By Stefan Mustieles
Many of us are looking for ways to shave off a few vital pounds (or dollars) from our monthly bills, without sacrificing on quality. This is particularly the case with recurring expenses such as buildings insurance and contents cover.
Buildings insurance covers the fabric of your home. If, for example, a tree fell and crashed through your roof, you would claim on this policy to pay for repairs.
Contents insurance, as the name suggests, covers you against damage or theft of items within your home, such as furniture, white goods, electronic devices, clothes. It can also cover things outside of the home, in the garden or shed, or even items that you might have with you when away from your property.
Don’t Cut Corners
Being economical with costs and avoiding over-spending is a smart move. Cutting corners with insurance products, however, is not. With buildings insurance in particular, the security of your primary asset – your home – is secured.
There are still cases every year of homes that have been damaged or destroyed in tragic accidents and the stress for the family involved is compounded as they hadn’t kept up their insurance policy payments, allowed it to lapse or failed to take out buildings insurance.
If the home is owned outright, the owners will have lost their asset. If it was mortgaged, the owners will still owe the lender without the asset as security.
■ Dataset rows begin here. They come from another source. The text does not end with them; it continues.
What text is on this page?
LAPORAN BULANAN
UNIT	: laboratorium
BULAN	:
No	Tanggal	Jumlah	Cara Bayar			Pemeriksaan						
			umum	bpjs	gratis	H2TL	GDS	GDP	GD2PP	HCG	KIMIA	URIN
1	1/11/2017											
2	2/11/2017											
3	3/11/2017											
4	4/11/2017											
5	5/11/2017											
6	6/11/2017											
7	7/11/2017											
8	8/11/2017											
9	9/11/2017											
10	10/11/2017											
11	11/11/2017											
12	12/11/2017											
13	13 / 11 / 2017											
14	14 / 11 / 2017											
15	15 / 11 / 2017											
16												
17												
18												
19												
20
Firstly, buy the right insurance policy for your family’s needs. This means reading the small print and being honest when deciding how much to insure, under what circumstances and whether additional services such as legal advice and accidental damage are worth covering.
Often their cost is justified by the peace of mind their cover would provide. This is particularly the case with legal-services cover, which often just costs a few extra pounds a year but can provide substantial cover for expensive legal services in the event they are needed.
Get the Best Quotes
Head online to get the best quotes for your home insurance. Usually combined contents and buildings insurance policies are the best value when compared to purchasing both separately.
Use a price-comparison website to input your details and see which insurers will offer you the cheapest policies. But don’t simply chase the lowest price possible at the expense of cover.
Experiment with different excess amounts. Often the effect of increasing the amount of excess (deductable) you’d be prepared to pay won’t actually save you that much on the policy. Would you really prefer to have to pay a £500 excess rather than £200 in the event of a claim, just to shave a few pounds off your monthly premium? But you need to test it and decide for yourself if it is worth the savings.
Another way to save money on the policy is by paying for it annually upfront, rather than opting for monthly repayments. This is because the monthly payments cost more and effectively the lender is providing you with a credit facility. So add up all the payments for the year and compare it to the Annual rate or even the semi-annual rate.
An Alternative to Annual Rates
It may be better to take out a zero-per-cent credit card and spread the cost of the policy over the year (if you qualify and you can remain disciplined with credit cards), rather than pay an interest rate to the insurance company.
You can also use cashback credit cards which offer a small percentage back on your purchases, but don’t make the mistake of opting for a more expensive credit card because of an incentive. If you can pay upfront, then so much the better. You have the security of your policy in place and the knowledge that it’s paid for.
Other ways to save money on your buildings insurance include using a cashback website. With these sites you simply register and then click through the promotional links to do your online shopping or service purchases as usual. There are often links to insurance providers or comparison sites, so you can obtain an additional promotional cashback sum on your purchase.
Another route to consider is asking your employer if they offer any incentives through their employee-benefits packages. Or consider other groups you might be a member of, such as trade unions, membership organizations or even a church or community group. Often such organizations can arrange cheaper cover for their members as part of group-buying discounts.
Just remember not to be swayed by incentives, gimmicks and price reductions unless you’re satisfied that the cover you’re purchasing is right for your insurance needs.